10 June

Capture

Writes MAJ Charles Ronan, the XO of 3/357 in the winter of 1948, remembering the moment his battalion entered combat:

The Regimental order was issued at 1200 hours, 9 June. The 3rd Battalion was to attack on the regimental right with the 2nd Battalion on the left. The boundary between battalions was the main highway running along the indicated route of advance….

The Battalion Commander, with his party, returned about 1700 hours and immediately issued his order. The Battalion order called for K and L Company to lead the assault. A platoon of heavy machine guns, from M Company, was assigned to each of the assault companies. The 81mm  platoon was initially to be in general support from a position west of the LA FIERE Bridge. The lead element of the Battalion was to cross the Battalion initial point at 0100 hours on 10 June. The Battalion command post was initially to be established near the railroad overpass
east of the LA FIERE Bridge and was to move forward on the Battalion Commander’s order. The Battalion Executive was to check all units at the initial point.

The Battalion area was broken up by innumerable hedgerows. The Battalion Commander directed that all Company commanders thoroughly orient unit guides before darkness so they would be familiar with their routes to the initial point. The Battalion Executive, prior to darkness, checked with each company as to guides and was informed that all were well oriented and there would be no trouble.

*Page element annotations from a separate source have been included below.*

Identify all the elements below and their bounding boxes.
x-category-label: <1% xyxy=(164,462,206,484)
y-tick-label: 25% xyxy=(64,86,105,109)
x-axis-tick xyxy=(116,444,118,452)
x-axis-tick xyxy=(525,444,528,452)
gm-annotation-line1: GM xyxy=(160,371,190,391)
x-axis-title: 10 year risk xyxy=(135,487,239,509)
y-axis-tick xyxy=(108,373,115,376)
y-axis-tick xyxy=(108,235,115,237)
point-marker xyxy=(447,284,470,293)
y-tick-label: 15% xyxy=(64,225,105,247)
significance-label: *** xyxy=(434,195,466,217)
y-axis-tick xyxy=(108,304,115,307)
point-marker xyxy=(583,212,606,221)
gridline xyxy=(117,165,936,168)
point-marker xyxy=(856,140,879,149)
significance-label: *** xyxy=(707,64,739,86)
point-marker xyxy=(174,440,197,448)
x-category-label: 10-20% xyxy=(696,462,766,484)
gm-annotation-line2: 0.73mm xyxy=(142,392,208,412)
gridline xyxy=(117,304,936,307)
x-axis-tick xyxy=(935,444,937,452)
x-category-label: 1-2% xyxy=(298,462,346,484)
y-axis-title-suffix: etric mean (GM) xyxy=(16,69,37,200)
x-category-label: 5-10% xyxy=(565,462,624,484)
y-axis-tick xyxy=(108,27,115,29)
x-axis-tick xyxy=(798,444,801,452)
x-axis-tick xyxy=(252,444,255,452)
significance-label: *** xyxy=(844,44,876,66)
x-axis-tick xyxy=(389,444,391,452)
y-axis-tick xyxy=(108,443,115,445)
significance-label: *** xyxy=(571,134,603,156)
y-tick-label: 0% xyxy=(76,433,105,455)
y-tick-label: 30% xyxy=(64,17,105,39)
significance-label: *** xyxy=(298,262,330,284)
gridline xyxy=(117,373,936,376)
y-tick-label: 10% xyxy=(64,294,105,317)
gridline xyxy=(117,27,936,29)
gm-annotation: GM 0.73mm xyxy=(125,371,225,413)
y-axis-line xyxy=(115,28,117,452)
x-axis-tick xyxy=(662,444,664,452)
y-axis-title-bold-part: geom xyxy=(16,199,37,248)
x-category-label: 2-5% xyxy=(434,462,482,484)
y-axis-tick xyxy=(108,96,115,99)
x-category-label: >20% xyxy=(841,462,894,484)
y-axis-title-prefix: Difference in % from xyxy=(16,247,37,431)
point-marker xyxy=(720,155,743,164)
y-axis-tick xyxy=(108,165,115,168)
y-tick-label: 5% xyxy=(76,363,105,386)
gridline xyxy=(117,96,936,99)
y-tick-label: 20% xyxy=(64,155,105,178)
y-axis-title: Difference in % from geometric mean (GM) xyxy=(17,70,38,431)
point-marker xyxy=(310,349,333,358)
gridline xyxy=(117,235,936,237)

Confusion began when the Battalion moved forward. K Company crossed the initial point on schedule. L Company was not present. I Company was ordered to follow K Company. L Company arrived at the initial point as the last of I Company crossed. The unit guides had become lost in the maze of hedgerows and oriented themselves through the sound of the other elements marching down the road. No other difficulties were experienced at that time.

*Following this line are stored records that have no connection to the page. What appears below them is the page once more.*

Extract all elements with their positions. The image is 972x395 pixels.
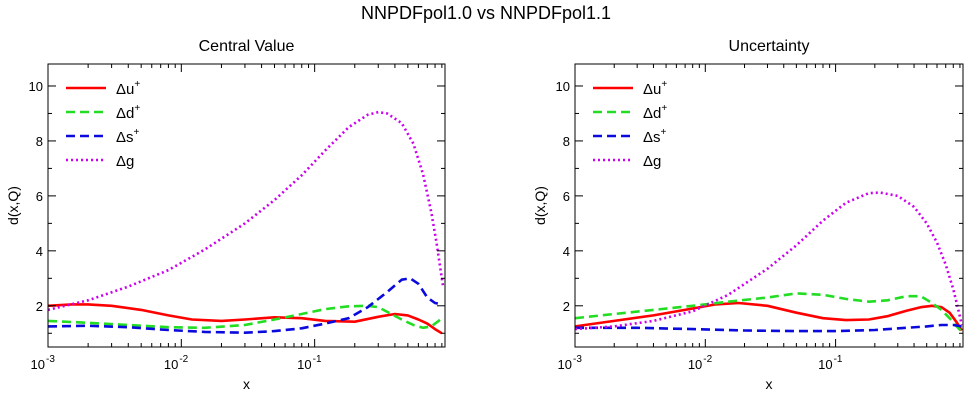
legend-label-superscript: + — [661, 103, 667, 114]
xtick-label: 10 — [688, 357, 702, 372]
ytick-label: 8 — [563, 134, 570, 149]
ytick-label: 2 — [36, 299, 43, 314]
legend-label: Δg — [643, 153, 661, 170]
legend-label-name: Δs — [116, 129, 134, 146]
series-line-4 — [48, 110, 445, 312]
series-line-3 — [48, 276, 443, 335]
xtick-exponent: -2 — [179, 354, 188, 365]
ytick-label: 6 — [563, 189, 570, 204]
ytick-label: 4 — [563, 244, 570, 259]
y-axis-label: d(x,Q) — [5, 186, 21, 225]
x-axis-label: x — [243, 376, 250, 392]
legend-label-name: Δs — [643, 129, 661, 146]
legend-label: Δs+ — [643, 127, 667, 146]
series-line-1 — [575, 301, 963, 332]
plot-frame — [47, 63, 446, 348]
series-line-3 — [575, 323, 963, 333]
legend-label-superscript: + — [661, 79, 667, 90]
plot-frame — [574, 63, 964, 348]
legend-label-name: Δd — [116, 105, 134, 122]
xtick-exponent: -2 — [703, 354, 712, 365]
legend-label: Δs+ — [116, 127, 140, 146]
legend-label: Δd+ — [643, 103, 667, 122]
ytick-label: 2 — [563, 299, 570, 314]
ytick-label: 8 — [36, 134, 43, 149]
ytick-label: 6 — [36, 189, 43, 204]
legend-label-name: Δg — [643, 153, 661, 170]
series-line-4 — [575, 191, 963, 331]
legend-label: Δd+ — [116, 103, 140, 122]
legend-label: Δu+ — [643, 79, 667, 98]
y-axis-label: d(x,Q) — [532, 186, 548, 225]
xtick-label: 10 — [164, 357, 178, 372]
xtick-exponent: -3 — [573, 354, 582, 365]
xtick-label: 10 — [818, 357, 832, 372]
legend-label-name: Δu — [116, 81, 134, 98]
legend-label: Δg — [116, 153, 134, 170]
figure-title: NNPDFpol1.0 vs NNPDFpol1.1 — [361, 3, 611, 23]
ytick-label: 4 — [36, 244, 43, 259]
xtick-exponent: -1 — [313, 354, 322, 365]
legend-label-name: Δu — [643, 81, 661, 98]
legend: Δu+Δd+Δs+Δg — [593, 79, 667, 170]
legend-label-name: Δg — [116, 153, 134, 170]
panel-title: Central Value — [199, 38, 295, 55]
series-line-2 — [575, 292, 963, 333]
xtick-label: 10 — [297, 357, 311, 372]
legend-label-superscript: + — [134, 103, 140, 114]
x-axis-label: x — [766, 376, 773, 392]
xtick-label: 10 — [31, 357, 45, 372]
xtick-label: 10 — [558, 357, 572, 372]
ytick-label: 10 — [29, 79, 43, 94]
xtick-exponent: -3 — [46, 354, 55, 365]
legend-label: Δu+ — [116, 79, 140, 98]
ytick-label: 10 — [556, 79, 570, 94]
legend-label-superscript: + — [134, 127, 140, 138]
panel-title: Uncertainty — [729, 38, 810, 55]
legend-label-superscript: + — [661, 127, 667, 138]
legend-label-superscript: + — [134, 79, 140, 90]
legend: Δu+Δd+Δs+Δg — [66, 79, 140, 170]
xtick-exponent: -1 — [834, 354, 843, 365]
legend-label-name: Δd — [643, 105, 661, 122]
series-line-2 — [48, 304, 443, 330]
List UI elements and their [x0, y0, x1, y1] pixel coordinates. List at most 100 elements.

The sudden changing of the Division’s mission, resulted in a very serious handicap to subordinate units. There were insufficient maps for issue to all officers and key noncommissioned officers in the Battalion. The maps, which had been issued for the invasion and initial mission, did not cover the new area over which the Division was now to attack. What maps were issued were not of uniform scale. Certain roads did not appear on all maps. This later resulted in the 3rd Battalion and L Company following wrong roads in the vicinity of Amfreville.

Things become considerably more confused after 3/357 takes its first casualties from errant German fire landing near the causeway. Also, that the maps issued were not BIGOT level maps, thus they did not reflect the water obstacles and had limited information about the road net. Third battalion is held up for some hours while trying to bring its weapons company back in line, during which time the Germans mount a local counterattack straight down the Amfreville road. COL Ginder, the regimental commander then relieves 1st battalion on the left while withdrawing 3rd battalion to reorganize. Second battalion, after suffering extremely light casualties (in spite of the claims of its commander) and are placed in reserve. It is easier (somewhat) to follow Ronan’s account in visual form:

http://defling.com/documents_public/Approach%20March%20to%20Gourbesville%203.wmv

Approach March to Gourbesville 3

 

2 thoughts on “10 June”

    1. I’m glad you didn’t, either! Because if you had, chances are better than even we wouldn’t be chatting on the internet, now. MAJ Ronan’s account is a very sober one. He doesn’t not mentioned going through the positions of 82ABD where the dead were very, very much in evidence; the La Fière Causeway as their worst engagement of the war. The Ninetieth, like most US infantry divisions, had trained up to be mounted in trucks. And it had only arrived in England in early April, so it had had very little time to practice approach marches. The more I read about this phase of the Normandy campaign, the more impressed I am with the supposedly second-line 91 Luft. Throughout the area, they ran patrols in force, conducted supported counterattacks as well as night attacks. The cherry on top of all this is the regimental commander was utterly incompetent and, along with the division commander and another regimental CO, would be relieved in within a few hours.